Massive Kunststoffplatten aus Rohstoffen der Gelben Tonne verwendet die dänische Firma Montana für eine Regalserie (Bild 8). Die Möbel dienen dezidiert dem Imagegewinn der Firma: Die Absatzzahlen der Recyclingregale sind im Vergleich zur Standardserie zwar gering, der Werbeeffekt auf Messen oder in Showrooms ist jedoch umso höher.
Mangelnde Nachfrage Die Möglichkeiten neuer Materialentwicklungen aus recycelten Kunststoffen sind vielfältig. Gleichzeitig sind Visionen seitens der Gestalter gefragt, um neue Möglichkeiten im Umgang mit dem Material zu entdecken und von der Industrie einzufordern. Die Hersteller sind sich oftmals des gestalterischen – und auch vermarktbaren – Potenzials ihrer Produkte nicht bewusst. Innovative Ansätze, die Industrie, Umwelt und Planer nicht als Gegner, sondern als Verbündete sehen, stellen den zukunftsweisenden Ansatz im Umgang mit Material und Ressourcen dar. Recycling darf kein notwendiges Übel sein oder der Gewissensberuhigung dienen, sondern muss neue Möglichkeiten für die Materialentwicklung eröffnen und darüber hinaus selbsttragende Ressource im Materialkreislauf sein.

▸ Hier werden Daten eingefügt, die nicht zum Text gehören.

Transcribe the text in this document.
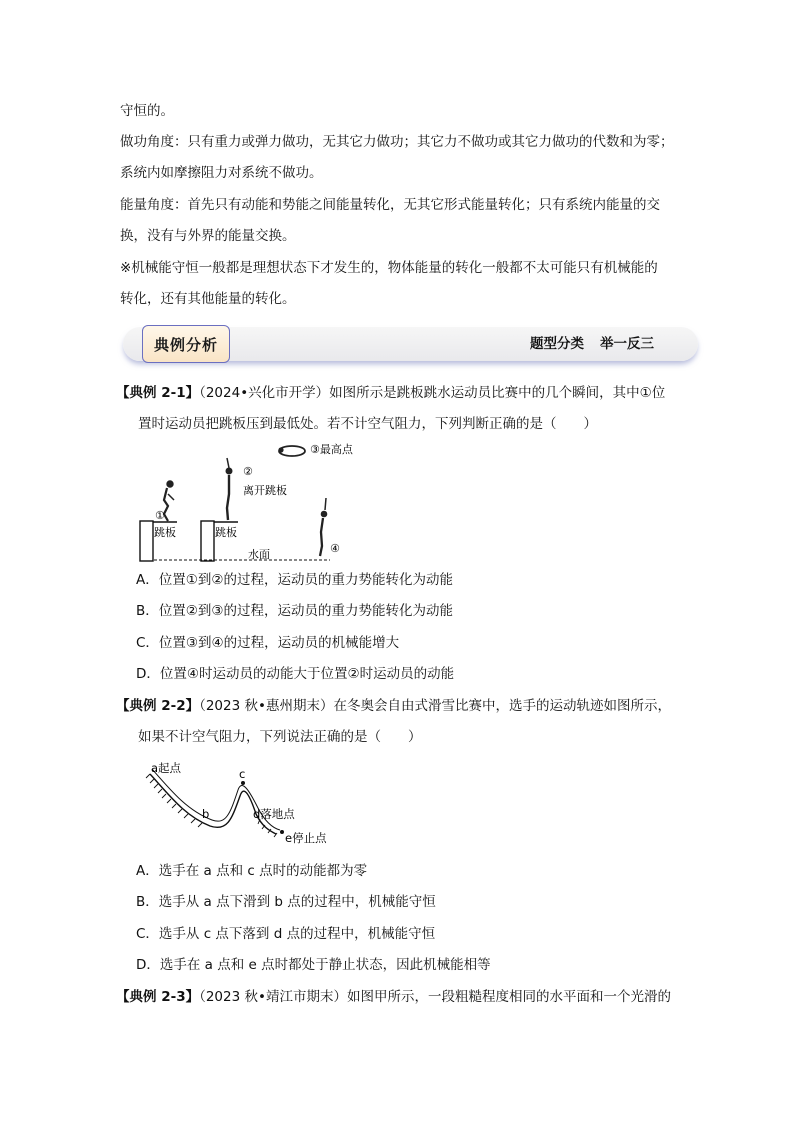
守恒的。
做功角度：只有重力或弹力做功，无其它力做功；其它力不做功或其它力做功的代数和为零；
系统内如摩擦阻力对系统不做功。
能量角度：首先只有动能和势能之间能量转化，无其它形式能量转化；只有系统内能量的交
换，没有与外界的能量交换。
※机械能守恒一般都是理想状态下才发生的，物体能量的转化一般都不太可能只有机械能的
转化，还有其他能量的转化。
典例分析	题型分类 举一反三
【典例 2-1】（2024•兴化市开学）如图所示是跳板跳水运动员比赛中的几个瞬间，其中①位
置时运动员把跳板压到最低处。若不计空气阻力，下列判断正确的是（　　）
跳板	跳板
水面
①
②
离开跳板
③最高点
④
A．位置①到②的过程，运动员的重力势能转化为动能
B．位置②到③的过程，运动员的重力势能转化为动能
C．位置③到④的过程，运动员的机械能增大
D．位置④时运动员的动能大于位置②时运动员的动能
【典例 2-2】（2023 秋•惠州期末）在冬奥会自由式滑雪比赛中，选手的运动轨迹如图所示，
如果不计空气阻力，下列说法正确的是（　　）
a起点
b
c
d落地点
e停止点
A．选手在 a 点和 c 点时的动能都为零
B．选手从 a 点下滑到 b 点的过程中，机械能守恒
C．选手从 c 点下落到 d 点的过程中，机械能守恒
D．选手在 a 点和 e 点时都处于静止状态，因此机械能相等
【典例 2-3】（2023 秋•靖江市期末）如图甲所示，一段粗糙程度相同的水平面和一个光滑的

Visionär Blickt man in die Zukunft, tut sich bereits ein neues Feld am Horizont auf, das den klassischen Recyclingmaterialien und somit der Kaskadennutzung eine vollkommen neue Perspektive entgegensetzt: die Biopolymere. Sie sind nach ihrer Verwendung vollkommen abbaubar, da sie selbst aus Mais, Kartoffeln oder Zuckerrüben hergestellt werden. Als Folie verarbeitet, sind diese Materialien bereits als Lebensmittelverpackungen weit verbreitet. Zu konstruktiven Zwecken verstärkt man die Kunststoffe mit Fasern – auch diese aus nachwachsenden Rohstoffen wie etwa Flachs oder Hanf.
Aus dem Material lassen sich selbst schlagfeste Bauhelme oder stabile Möbelstücke fertigen. Der Markt für diese zukunftsweisenden Materialien wächst enorm schnell – in Europa wurden im vergangenen Jahr bereits 50 000 Tonnen verbraucht. Statt »Abfall« ein wertvolles Rohmaterial zu produzieren, das deponiert zu reiner Erde würde, ist eine schöne Utopie, die vielleicht nicht mehr in allzu weiter Ferne liegt. C. S.